O presidente elogiou o trabalho de Teixeira à frente do MDA, classificando-o como “dignificante e extraordinário”, e destacou a gestão do Instituto Nacional de Colonização e Reforma Agrária (INCRA), sob a liderança de César Aldrighi. Lula também reconheceu as lideranças de diversos movimentos sociais de luta pela terra e comunidades quilombolas presentes na cerimônia.
“Sem vocês, nós não chegaríamos aonde chegamos. Podem divergir, mas somos a única possibilidade que vocês têm de questionar. O único presidente que vocês podem chamar de Lula, de companheiro, sou eu”, reafirmou.
Ameaça contemporânea
Na conferência, Lula também discutiu o cenário internacional, criticando a expansão das guerras e o crescimento de grupos extremistas ao poder.

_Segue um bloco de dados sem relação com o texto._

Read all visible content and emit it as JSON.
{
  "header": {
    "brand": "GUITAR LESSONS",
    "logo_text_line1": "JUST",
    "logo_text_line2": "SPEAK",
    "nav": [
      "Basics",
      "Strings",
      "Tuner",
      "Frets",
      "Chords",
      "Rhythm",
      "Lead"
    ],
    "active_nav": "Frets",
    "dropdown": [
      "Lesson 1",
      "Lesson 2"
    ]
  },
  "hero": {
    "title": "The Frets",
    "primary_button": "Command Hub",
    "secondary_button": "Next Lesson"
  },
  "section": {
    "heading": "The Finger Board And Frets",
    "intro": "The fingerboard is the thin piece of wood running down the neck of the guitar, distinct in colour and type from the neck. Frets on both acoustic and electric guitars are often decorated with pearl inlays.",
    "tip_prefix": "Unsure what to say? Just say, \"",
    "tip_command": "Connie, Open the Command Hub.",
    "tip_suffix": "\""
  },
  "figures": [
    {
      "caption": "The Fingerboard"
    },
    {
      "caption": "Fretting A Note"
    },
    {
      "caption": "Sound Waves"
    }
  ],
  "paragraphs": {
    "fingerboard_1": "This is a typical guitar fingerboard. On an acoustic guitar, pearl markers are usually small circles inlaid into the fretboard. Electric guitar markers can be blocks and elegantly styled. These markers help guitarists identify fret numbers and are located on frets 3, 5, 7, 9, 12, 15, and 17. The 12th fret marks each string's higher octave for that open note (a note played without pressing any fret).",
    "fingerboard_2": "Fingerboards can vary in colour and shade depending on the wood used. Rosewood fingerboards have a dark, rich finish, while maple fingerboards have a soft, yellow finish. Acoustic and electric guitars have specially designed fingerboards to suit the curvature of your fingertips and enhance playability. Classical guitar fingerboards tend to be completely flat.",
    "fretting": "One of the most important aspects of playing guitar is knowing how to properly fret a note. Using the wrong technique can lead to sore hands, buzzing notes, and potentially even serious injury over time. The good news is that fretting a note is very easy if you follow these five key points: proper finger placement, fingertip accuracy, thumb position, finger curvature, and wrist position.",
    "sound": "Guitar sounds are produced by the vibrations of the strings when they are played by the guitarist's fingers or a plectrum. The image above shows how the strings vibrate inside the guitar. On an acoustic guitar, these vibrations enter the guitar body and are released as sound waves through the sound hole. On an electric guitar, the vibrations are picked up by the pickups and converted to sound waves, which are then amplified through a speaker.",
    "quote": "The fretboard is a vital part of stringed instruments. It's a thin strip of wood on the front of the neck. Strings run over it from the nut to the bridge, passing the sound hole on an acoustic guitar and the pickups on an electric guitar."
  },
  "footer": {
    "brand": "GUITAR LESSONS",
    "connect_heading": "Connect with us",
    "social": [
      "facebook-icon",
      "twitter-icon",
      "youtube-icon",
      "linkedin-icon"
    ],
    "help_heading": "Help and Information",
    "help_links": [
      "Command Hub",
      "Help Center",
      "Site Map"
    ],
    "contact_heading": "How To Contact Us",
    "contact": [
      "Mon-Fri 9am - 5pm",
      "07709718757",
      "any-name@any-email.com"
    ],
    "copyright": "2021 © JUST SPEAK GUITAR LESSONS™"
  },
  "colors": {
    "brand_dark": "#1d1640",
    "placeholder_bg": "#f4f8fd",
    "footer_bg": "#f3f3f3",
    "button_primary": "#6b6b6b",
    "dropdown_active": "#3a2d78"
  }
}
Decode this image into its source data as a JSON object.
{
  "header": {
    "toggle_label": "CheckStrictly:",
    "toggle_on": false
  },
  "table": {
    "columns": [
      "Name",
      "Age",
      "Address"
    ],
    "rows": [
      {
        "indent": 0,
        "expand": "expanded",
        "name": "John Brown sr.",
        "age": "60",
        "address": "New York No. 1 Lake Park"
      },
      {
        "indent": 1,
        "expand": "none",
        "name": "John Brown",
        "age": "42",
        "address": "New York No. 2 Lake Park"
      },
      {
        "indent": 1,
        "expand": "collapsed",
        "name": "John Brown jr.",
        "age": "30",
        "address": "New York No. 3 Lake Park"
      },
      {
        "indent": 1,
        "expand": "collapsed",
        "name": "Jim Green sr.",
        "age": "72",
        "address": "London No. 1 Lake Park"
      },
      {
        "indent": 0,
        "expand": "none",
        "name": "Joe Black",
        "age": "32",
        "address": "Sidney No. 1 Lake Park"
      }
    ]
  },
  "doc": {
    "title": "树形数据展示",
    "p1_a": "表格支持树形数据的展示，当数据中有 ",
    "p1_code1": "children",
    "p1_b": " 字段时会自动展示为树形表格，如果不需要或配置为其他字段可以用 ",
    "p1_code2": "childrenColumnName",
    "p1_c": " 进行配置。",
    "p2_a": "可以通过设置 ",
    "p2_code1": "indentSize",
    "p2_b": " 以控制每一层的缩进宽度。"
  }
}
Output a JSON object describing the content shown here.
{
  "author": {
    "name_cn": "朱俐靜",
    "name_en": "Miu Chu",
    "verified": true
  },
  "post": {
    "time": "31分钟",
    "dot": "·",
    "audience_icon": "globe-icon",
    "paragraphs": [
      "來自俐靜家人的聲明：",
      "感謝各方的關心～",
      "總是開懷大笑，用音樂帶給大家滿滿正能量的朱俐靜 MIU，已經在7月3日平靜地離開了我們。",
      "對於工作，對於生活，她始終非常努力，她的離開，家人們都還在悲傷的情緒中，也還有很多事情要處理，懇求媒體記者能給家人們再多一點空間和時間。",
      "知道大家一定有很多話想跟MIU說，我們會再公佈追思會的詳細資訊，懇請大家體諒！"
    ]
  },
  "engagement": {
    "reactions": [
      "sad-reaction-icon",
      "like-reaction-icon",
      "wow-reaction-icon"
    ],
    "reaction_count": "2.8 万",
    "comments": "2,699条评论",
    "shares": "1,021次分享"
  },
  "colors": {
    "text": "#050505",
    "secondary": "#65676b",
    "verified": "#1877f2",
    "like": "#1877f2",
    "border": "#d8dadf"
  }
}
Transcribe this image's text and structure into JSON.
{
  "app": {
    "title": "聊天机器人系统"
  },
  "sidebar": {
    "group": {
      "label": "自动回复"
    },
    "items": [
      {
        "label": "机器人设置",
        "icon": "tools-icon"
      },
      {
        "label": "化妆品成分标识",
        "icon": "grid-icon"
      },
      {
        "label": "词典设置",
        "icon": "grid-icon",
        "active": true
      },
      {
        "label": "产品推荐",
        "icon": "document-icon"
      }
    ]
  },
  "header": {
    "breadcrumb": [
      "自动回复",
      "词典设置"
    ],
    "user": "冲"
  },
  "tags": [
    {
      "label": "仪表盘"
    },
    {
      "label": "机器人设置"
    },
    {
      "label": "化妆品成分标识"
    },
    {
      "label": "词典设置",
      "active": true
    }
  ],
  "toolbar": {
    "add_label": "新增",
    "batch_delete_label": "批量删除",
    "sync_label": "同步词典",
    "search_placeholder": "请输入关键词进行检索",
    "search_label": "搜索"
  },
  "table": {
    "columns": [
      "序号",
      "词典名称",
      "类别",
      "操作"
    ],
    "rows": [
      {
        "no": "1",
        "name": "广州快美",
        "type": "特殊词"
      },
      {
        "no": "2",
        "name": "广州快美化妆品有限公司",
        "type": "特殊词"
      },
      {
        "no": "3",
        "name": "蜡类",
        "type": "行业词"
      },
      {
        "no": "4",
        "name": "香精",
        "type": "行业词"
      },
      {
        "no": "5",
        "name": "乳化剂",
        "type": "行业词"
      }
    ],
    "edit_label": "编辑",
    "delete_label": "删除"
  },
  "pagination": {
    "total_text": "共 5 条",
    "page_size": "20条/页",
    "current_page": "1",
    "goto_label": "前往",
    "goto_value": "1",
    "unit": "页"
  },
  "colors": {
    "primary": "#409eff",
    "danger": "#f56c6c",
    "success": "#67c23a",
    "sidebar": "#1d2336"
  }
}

“A democracia está sob risco em vários lugares, e a extrema-direita vem crescendo. Atualmente, temos a maior quantidade de conflitos armados desde a Segunda Guerra Mundial, com conflitos em quase todos os continentes”, observou.
Ao falar sobre soberania, Lula afirmou que as terras raras e minerais críticos existentes no Brasil, que atraem a cobiça de potências estrangeiras, são propriedade do povo brasileiro.
“Criei um conselho especial para cuidar das terras raras e minerais críticos, garantindo nossa soberania. Neste país, quem cuida das nossas coisas somos nós”, enfatizou. O presidente tem abordado frequentemente o tema em discursos e eventos internacionais.